RecommendationOnly confirm specific, bounded plans; set timeouts; monitor task status; and use the documented interrupt command if the task should stop.
Tool Misuse and Exploitation
SeverityMediumConfidenceMediumStatusConcern
SKILL.md
使用 sessions_spawn 启动执行子代理 ... task="<步骤 1 的执行 Prompt>"

The generated step prompt is delegated to a subagent for execution. The artifacts require initial user confirmation, but do not show tool-level restrictions, per-step approval, or safeguards for high-impact generated steps.

User impactIf the generated plan includes broad or risky actions, those actions may be delegated to subagents after the initial confirmation.
RecommendationReview every generated step before approving execution, especially steps that modify files, accounts, deployments, or external services.
Agent Goal Hijack
SeverityLowConfidenceMediumStatusNote
SKILL.md
执行结果:{执行子代理的输出} ... 请返回:通过 / 不通过,并说明原因

The verifier subagent is prompted with execution output as context. If that output contains adversarial instructions, it could influence the verifier unless treated strictly as untrusted evidence.

User impactA subtask output could potentially mislead the verification step into passing or failing incorrectly.
RecommendationFor sensitive tasks, manually inspect important outputs instead of relying only on the LLM verification step.
Permission boundary

Checks whether tool use, credentials, dependencies, identity, account access, or inter-agent boundaries are broader than the stated purpose.

Identity and Privilege Abuse
SeverityLowConfidenceHighStatusNote
_meta.json
"permissions": ["read-sessions", "cron", "subagent-spawn"]

The skill declares elevated OpenClaw permissions needed for its design.
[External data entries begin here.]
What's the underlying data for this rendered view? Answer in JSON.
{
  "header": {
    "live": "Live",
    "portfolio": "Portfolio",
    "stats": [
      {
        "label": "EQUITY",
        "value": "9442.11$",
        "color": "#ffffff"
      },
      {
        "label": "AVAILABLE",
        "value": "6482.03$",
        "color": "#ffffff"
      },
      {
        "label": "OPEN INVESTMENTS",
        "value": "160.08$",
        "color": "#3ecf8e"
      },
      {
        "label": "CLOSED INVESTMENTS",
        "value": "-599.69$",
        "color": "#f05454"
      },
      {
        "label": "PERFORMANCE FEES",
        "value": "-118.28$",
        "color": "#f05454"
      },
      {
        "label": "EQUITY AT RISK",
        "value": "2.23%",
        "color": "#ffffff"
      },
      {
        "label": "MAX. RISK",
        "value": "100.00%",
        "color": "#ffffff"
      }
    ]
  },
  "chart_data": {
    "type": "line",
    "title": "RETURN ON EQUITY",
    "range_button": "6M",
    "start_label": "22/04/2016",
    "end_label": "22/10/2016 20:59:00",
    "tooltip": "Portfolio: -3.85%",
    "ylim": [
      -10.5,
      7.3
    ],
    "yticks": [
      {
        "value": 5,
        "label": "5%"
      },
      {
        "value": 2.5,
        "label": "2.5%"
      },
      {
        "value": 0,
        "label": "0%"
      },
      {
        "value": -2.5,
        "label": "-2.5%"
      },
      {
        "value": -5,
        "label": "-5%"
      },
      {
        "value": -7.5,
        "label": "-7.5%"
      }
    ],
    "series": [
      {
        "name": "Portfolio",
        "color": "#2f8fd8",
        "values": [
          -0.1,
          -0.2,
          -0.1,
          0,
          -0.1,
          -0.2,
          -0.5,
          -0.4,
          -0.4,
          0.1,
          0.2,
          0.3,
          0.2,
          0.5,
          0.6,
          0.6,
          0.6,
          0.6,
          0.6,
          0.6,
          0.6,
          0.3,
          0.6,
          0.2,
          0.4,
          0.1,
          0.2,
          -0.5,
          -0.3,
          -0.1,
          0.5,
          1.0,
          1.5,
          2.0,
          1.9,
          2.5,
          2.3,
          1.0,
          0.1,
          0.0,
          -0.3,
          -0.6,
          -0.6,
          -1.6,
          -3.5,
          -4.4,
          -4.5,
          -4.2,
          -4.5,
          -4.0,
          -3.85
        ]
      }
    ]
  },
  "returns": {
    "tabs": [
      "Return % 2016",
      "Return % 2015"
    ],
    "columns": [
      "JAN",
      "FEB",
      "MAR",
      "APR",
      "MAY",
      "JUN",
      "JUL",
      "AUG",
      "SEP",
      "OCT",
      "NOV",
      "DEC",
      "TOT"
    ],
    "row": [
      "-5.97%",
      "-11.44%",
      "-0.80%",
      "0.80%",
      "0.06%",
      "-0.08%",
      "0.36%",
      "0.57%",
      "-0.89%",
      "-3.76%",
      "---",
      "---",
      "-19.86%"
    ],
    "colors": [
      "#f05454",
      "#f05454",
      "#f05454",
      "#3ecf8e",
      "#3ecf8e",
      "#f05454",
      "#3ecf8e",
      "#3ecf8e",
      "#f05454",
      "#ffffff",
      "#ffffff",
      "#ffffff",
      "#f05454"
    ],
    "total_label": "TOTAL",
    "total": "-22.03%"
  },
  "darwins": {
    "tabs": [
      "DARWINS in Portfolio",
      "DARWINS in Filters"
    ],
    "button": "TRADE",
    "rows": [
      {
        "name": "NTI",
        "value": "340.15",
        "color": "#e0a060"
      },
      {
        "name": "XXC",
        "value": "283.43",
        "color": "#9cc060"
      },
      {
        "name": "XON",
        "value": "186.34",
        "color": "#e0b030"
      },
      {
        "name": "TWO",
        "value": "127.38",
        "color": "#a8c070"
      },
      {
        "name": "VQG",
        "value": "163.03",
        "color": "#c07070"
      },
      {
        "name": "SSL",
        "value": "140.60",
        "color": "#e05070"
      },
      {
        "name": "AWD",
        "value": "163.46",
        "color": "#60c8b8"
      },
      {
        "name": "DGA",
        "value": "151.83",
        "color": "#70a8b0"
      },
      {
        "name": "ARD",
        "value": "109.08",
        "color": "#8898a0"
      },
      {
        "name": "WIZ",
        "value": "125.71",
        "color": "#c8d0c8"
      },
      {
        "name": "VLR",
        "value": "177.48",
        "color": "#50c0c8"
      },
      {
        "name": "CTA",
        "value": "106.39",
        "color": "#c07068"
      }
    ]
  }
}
These are purpose-aligned but materially broaden what the skill can do.

User impactInstalling the skill gives it authority to read session state, create scheduled jobs, and spawn subagents.
RecommendationConfirm that you want these permissions before installing, and remove the skill if you do not need background task orchestration.
Sensitive data protection

Checks for exposed credentials, poisoned memory or context, unclear communication boundaries, or sensitive data that could leave the user's control.

Memory and Context Poisoning
SeverityMediumConfidenceHighStatusConcern
scripts/stp_orchestrator.py
sessions_file = Path.home() / ".openclaw" / "agents" / "main" / "sessions" / "sessions.json" ... "last_message": str(last_message)[:200]

The script reads the local OpenClaw session index and session files, then returns a snippet of the last message. Agent session history can contain private conversation or tool-output context.

User impactSensitive information from agent session histories could be brought back into task monitoring or status output.
RecommendationUse this only if you are comfortable granting access to local OpenClaw session history, and avoid running it around tasks that contain secrets or sensitive conversations.